IRENA, an intergovernmental organization that counts more than 160 countries as members, cited the limited capacity for mining and refining critical minerals even though it noted there was no scarcity of mineral reserves in the ground. And it warned potential supply disruptions could lead to short-to-medium term market constraints due partly to to under-investment in mining and processing.
The global energy transition is increasing the demand for several critical minerals, said IRENA Director-General Francesco La Camera, raising the need to develop policies that will help expand the number of sources and the countries that can benefit from their production.
“The most important thing is to put in place the mining and environmental [and] social policies that can in some way reevaluate the way that mining [has been] performed in the past, in this new era of the mineral and the rare earth,” La Camera told POLITICO.
The surging deployment of green technologies has already increased demand for minerals like lithium, cobalt, nickel and copper. The market for energy transition minerals reached $320 billion last year and is set for continued growth, the International Energy Agency said in a separate report this week.
Republican lawmakers have cited the U.S. reliance on imports of critical minerals as a crucial flaw in President Joe Biden’s drive to sharply expand green energy, saying the fast rollout of EVs, solar power and wind turbines will increase dependence on countries like China.

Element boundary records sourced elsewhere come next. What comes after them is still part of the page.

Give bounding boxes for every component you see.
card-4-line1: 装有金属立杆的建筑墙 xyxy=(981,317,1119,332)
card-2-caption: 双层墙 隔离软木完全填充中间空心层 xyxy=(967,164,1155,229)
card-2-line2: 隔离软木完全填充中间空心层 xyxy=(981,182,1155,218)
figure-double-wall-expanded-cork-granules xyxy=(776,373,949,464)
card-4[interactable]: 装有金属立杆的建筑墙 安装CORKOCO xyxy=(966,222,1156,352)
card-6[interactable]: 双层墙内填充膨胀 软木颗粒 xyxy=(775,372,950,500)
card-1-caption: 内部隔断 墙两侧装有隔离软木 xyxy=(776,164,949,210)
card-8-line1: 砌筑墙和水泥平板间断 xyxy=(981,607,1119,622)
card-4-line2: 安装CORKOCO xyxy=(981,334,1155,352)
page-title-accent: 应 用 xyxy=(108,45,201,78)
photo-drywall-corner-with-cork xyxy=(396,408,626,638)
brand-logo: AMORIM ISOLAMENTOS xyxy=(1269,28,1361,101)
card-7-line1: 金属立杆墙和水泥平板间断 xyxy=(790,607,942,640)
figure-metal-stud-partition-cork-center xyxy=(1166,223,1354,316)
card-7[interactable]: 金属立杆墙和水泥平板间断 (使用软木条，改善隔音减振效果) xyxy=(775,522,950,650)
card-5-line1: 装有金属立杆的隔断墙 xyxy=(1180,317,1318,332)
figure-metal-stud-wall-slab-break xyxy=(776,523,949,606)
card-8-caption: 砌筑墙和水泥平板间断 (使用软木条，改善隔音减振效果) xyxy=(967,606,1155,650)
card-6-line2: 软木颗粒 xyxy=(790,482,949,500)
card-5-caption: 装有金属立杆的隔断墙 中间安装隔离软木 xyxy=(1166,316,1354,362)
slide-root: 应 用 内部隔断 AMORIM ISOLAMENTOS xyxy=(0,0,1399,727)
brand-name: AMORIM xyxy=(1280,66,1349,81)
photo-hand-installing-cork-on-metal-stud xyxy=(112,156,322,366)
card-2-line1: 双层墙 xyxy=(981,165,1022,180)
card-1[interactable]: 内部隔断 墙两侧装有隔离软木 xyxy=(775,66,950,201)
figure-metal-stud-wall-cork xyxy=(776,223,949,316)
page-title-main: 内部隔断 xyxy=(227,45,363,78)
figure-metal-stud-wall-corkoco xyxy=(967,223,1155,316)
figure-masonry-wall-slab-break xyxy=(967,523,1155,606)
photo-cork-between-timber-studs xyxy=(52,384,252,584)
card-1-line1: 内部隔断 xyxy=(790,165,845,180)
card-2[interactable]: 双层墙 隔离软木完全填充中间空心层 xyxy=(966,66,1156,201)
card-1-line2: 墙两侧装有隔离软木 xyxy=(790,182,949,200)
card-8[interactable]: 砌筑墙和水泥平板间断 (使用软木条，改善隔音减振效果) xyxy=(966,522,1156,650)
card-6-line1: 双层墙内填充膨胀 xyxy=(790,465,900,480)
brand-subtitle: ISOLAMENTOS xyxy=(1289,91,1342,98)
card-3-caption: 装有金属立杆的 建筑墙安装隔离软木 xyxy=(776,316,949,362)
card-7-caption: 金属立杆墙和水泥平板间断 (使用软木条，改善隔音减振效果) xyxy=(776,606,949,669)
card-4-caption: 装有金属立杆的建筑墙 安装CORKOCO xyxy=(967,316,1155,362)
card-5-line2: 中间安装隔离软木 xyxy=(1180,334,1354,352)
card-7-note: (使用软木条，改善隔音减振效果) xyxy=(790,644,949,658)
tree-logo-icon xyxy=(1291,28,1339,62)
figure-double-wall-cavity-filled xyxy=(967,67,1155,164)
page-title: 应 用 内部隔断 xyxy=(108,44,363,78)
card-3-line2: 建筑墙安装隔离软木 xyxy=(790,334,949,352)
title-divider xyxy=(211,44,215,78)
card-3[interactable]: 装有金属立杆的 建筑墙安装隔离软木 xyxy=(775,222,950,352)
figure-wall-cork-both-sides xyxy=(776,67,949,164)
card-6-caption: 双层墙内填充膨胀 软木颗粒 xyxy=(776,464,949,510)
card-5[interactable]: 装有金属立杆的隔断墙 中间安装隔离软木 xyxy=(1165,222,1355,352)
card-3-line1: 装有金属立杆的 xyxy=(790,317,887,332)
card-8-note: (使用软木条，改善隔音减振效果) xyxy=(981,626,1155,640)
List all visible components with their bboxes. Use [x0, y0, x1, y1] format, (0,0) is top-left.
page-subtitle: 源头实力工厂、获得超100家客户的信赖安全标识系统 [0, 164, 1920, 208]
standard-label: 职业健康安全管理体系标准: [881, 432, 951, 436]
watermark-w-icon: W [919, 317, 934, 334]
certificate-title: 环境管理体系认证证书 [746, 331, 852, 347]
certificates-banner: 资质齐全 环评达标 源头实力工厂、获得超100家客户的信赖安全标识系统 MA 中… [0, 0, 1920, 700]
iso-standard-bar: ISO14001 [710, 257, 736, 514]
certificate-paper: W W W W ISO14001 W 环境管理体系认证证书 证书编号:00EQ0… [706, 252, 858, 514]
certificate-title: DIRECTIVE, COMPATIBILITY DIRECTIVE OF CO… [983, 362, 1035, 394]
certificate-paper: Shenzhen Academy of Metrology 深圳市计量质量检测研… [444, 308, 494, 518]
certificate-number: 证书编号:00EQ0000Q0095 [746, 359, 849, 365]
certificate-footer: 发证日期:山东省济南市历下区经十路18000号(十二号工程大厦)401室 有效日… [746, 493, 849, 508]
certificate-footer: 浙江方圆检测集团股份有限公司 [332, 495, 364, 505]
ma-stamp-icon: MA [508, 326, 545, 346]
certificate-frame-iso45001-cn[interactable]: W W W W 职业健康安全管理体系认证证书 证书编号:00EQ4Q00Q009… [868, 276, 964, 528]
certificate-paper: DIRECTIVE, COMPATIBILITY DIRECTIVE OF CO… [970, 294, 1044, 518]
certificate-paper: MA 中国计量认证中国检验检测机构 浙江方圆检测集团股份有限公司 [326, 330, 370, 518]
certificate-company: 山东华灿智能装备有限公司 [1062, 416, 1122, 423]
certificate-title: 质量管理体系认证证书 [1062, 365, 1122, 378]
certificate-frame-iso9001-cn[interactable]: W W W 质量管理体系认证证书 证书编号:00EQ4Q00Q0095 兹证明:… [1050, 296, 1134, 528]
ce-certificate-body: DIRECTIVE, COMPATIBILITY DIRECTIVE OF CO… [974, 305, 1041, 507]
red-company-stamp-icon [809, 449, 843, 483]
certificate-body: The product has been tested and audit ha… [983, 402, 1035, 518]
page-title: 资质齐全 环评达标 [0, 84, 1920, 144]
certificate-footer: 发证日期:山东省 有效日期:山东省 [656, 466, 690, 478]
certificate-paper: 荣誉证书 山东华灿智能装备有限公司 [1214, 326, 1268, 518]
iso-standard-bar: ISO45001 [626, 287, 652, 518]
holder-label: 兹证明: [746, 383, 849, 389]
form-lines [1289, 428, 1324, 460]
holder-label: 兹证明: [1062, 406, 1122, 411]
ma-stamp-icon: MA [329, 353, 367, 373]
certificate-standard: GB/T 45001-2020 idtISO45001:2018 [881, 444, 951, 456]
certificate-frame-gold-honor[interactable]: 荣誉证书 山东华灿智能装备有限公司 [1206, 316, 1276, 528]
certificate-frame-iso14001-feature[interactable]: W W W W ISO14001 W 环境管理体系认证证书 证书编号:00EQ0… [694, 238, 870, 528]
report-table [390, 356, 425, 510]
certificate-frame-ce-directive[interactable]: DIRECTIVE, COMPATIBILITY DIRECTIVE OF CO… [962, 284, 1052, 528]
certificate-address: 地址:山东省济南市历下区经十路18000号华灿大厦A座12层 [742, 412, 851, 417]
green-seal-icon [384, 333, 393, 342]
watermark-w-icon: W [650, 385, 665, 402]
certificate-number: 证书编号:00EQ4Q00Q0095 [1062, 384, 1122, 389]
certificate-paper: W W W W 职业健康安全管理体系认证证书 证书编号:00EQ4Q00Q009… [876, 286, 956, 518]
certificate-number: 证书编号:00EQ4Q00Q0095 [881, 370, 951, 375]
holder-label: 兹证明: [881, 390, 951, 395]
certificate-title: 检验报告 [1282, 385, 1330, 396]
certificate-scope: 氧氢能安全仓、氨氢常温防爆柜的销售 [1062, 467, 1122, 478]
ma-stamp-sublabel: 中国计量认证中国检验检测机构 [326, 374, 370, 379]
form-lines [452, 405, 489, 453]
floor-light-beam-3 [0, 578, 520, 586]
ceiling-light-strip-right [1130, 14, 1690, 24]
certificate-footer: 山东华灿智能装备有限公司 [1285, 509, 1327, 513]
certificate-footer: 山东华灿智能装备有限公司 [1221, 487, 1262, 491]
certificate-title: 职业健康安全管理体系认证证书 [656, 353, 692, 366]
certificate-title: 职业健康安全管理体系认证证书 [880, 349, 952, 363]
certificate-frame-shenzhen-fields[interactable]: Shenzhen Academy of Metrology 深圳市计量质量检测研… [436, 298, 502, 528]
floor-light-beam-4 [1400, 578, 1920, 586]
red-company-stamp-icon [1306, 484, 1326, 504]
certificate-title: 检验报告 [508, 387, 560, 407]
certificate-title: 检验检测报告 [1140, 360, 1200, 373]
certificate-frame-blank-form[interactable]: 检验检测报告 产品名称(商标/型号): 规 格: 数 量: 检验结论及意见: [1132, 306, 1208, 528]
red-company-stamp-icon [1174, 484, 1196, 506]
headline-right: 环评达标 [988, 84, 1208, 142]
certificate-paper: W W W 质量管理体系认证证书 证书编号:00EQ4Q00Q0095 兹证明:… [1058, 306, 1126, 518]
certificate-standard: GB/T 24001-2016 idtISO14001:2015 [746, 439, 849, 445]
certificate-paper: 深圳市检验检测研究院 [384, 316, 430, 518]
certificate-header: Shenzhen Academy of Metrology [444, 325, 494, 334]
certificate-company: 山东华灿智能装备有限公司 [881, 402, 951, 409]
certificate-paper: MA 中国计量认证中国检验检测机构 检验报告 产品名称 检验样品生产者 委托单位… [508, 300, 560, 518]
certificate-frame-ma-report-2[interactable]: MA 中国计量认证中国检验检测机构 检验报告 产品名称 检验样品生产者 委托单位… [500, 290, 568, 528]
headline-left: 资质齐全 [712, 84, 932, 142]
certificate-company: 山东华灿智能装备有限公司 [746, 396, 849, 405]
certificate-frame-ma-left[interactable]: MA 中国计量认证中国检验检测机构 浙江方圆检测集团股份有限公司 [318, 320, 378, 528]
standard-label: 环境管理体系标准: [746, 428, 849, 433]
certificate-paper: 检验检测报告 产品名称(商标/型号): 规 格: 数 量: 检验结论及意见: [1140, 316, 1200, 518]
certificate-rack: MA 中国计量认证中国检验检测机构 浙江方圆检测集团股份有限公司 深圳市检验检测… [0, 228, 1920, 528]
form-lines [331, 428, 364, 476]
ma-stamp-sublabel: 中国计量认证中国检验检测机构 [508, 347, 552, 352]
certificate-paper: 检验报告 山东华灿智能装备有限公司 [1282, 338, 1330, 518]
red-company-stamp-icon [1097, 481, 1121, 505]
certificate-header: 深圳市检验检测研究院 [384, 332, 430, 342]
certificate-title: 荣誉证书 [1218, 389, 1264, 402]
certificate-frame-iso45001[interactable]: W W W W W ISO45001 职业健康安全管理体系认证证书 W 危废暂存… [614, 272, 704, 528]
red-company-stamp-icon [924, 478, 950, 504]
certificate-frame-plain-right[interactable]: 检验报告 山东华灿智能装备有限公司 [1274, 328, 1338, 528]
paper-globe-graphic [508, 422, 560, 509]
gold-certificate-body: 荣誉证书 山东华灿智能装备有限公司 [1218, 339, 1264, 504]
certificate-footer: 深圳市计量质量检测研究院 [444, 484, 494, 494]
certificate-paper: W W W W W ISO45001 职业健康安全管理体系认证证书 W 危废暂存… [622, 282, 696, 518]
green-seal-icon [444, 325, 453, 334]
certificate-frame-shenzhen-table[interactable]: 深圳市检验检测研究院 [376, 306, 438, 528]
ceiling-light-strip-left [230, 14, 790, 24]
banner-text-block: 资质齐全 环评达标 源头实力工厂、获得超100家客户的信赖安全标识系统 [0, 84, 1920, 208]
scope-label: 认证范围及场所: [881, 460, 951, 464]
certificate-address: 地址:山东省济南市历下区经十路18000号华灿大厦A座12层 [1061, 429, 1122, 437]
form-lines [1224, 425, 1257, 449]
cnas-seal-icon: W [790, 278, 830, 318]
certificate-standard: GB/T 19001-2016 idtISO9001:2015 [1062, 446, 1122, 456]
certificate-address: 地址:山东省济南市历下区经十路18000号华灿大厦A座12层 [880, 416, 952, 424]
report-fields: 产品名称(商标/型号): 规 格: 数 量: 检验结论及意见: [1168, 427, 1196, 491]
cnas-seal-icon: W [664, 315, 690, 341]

IRENA said a small number of countries play an outsized role in the mining and processing of critical materials. Australia, for example, mined 47 percent of the world’s lithium last year, while China led in graphite output with a 65 percent market share. The Democratic Republic of Congo mined 70 percent of the world’s cobalt.
The concentration becomes more pronounced in the processing stage, the report said. China accounts for all of the refined supply of natural graphite and dysprosium, a rare earth element used in magnets for electric vehicles and wind turbines. And it refines 70 percent of the world’s cobalt and almost 60 percent of the lithium and manganese.
A few major companies also dominate the mining industry, making it highly concentrated, according to the report, with the top five mining companies controlling 61 percent of lithium output and 56 percent of cobalt output.
By contrast, critical mineral reserves are widely distributed around the globe, presenting opportunities to diversify mining and processing. Developing countries account for much of the global production of materials essential to the energy transition although some of them have much smaller shares of global production than reserves, the report said. Bolivia, for one, has the largest lithium reserves in the world, but it produced less than 1 percent of the supply in 2021.
Those types of constraints mean that geopolitical risks ranging from external shocks, export restrictions, mineral cartels, political instability and market manipulation could increase the risks of supply shortages.
IRENA called for a new approach to tap the extractive commodities essential to the energy transition by creating more inclusive, ethical and sustainable value chains.
La Camera urged countries to strengthen collaboration on critical materials to help reduce the geopolitical risks of concentrated supply chains, particularly by enabling mineral-rich developing countries to increase their role in the supply chain.
“If policies are put in place, they can favor the decentralization of the supply chain, building the manufacturing capacity in Africa or in Southeast Asia to decentralize the supply chain, and also trying to capture the part of the value chain in the developing country that [has] the reserve,” he said.